Cardiovascular Diseases (CVD), are the leading cause of human mortality worldwide and the focus of
the intensive investigation is to characterize their pathogenesis. This review examines contribution to CVD of
heme oxygenases (HOs), heat shock protein enzymes, comprising 3 isoforms: HO-1 (inducible), HO-2 (constitutively
expressed) and HO-3 (function presently undefined), which constitute a primary endogenous countermeasure
to oxidative tissue damage. Their role as CVD countermeasures is considered in the context of atherosclerosis,
consequences of which are the leading cause of CVD deaths and from which 5 major syndromes may develop,
namely: coronary artery disease and stroke, peripheral artery disease, kidney disease, cardiopulmonary disease
and cerebrovascular disease. Over 75% of CVD deaths result from Coronary artery disease and stroke, with
the severity of these conditions correlating with a systemic increase of the endogenous antioxidant bilirubin,
produced by HO degradation of heme. Peripheral artery disease, (PAD) resulting from constricted arteries of the
extremities is a painful and disabling condition, the severity of which correlates with elevated serum HO. Whether
this represents an adaptive response or the enzyme is a contributor to PAD, remains to be determined. CVD
symptoms, particularly hypertension, damage the vasculature and filtering structures of the kidneys and may be
ameliorated by HO inducers.

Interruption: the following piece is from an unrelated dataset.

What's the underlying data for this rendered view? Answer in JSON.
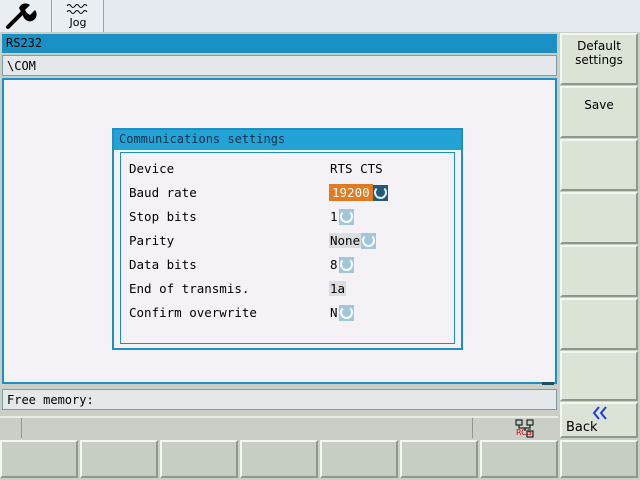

Interestingly, constitutive renal expression of HO-2 indicates that the enzyme is
vital for healthy kidney function. Right ventricular hypertrophy and increased vascular resistance in blood vessels
of the lungs exhibit mutually reinforcing positive feedback to result in cardiopulmonary heart disease, with morbidity
and mortality resulting from associated inflammation and may be decreased with HO-1 inducers. Cerebrovascular
disease, a major CVD complication affecting brain vasculature, with resulting susceptibility to stroke,
maybe potently ameliorated by HO-1 inducers.
Conclusion:
Each of the six major categories of CVD exhibit features of pathogenesis that hold potential as future
therapeutic targets, for modulated heme oxygenase activity.